Group Major Medical Plan Options
IHA Health IS (I)nsurance for (H)ealthly (A)mericans.
IHA Health offers four comprehensive major medical plans. These plans are specifically designed for Independent Contractors and Owner Operators across the country, providing a competitive choice to the ‘Affordable Care Act’ (Obamacare) exchange programs, with a strong PHCS/Multiplan National Provider Network. If you are an Independent Contractor or Owner Operator in good health and want a health plan that has comprehensive coverage, great networks, and affordable premiums, IHA Health has exactly what you are looking for.
NO Limited Networks.
Glossary of Terms
Coinsurance: A part of the insurance in which the insured (you or you insured family member) pays a share of the payment made against the claim (bill from provider).
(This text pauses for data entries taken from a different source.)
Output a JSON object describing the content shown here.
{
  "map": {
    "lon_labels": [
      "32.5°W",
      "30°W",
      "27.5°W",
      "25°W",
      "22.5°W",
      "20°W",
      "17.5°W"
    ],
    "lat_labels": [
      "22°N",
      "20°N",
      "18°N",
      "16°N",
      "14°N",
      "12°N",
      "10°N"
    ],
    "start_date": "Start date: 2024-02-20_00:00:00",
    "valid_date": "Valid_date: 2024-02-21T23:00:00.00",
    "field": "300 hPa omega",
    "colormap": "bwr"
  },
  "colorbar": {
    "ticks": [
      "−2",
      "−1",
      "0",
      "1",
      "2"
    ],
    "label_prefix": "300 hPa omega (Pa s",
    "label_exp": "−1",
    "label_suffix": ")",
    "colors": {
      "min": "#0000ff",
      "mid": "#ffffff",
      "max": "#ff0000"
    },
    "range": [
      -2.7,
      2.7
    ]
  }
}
Copay: A specific charge that your health insurance plan may require that you pay for a specific medical service or supply. For example: Your health insurance plan may require a copay for an office visit or brand name prescription drug, after which the insurance company often pays the remainder of the charges.
Deductible: A specific dollar amount that your health insurance company may require that you pay out-of-pocket each year on medical expenses before your health insurance begins to make payments for claims. Individual is for the plan with member sign-up only. Family is for the member plus all family to be insured on the plan.
HSA: A specific type of a PPO health insurance plan, generally having lower premiums and higher deductibles than a traditional PPO health insurance plan. This plan requires deductibles to be paid in full prior to health insurance making payments for claims. This includes regular doctor visits and prescriptions. This plan is also qualified for a Health Savings Account that may give end-year tax reduction benefits. Please consult your tax advisor. The IHA does NOT offer a Health Savings Account benefit.
Network: With a network plan, you’ll need to get your medical care from doctors or hospitals in the insurance company’s network for the best benefit. Services rendered by out-of-network providers may not be covered or may be paid at a lower level.
Out of Pocket Maximum: An annual (contract or calendar year) limitation on all cost-sharing for which patients are responsible under a health insurance plan. This limit does not apply to premiums, balance-billed charges from out-of-network health care providers or services that are not covered by the plan. Individual is for the plan with member sign-up only. Family is for the member plus all family to be insured on the plan.
PPO: Preferred Provider Organization. A type of health insurance arrangement that allows plan participants relative freedom to choose the doctors and hospitals they want to visit. Highest savings to the insured will be providers with in the plan network.
Preventative: Medical care rendered not for a specific complaint but focused on prevention and early-detection of disease.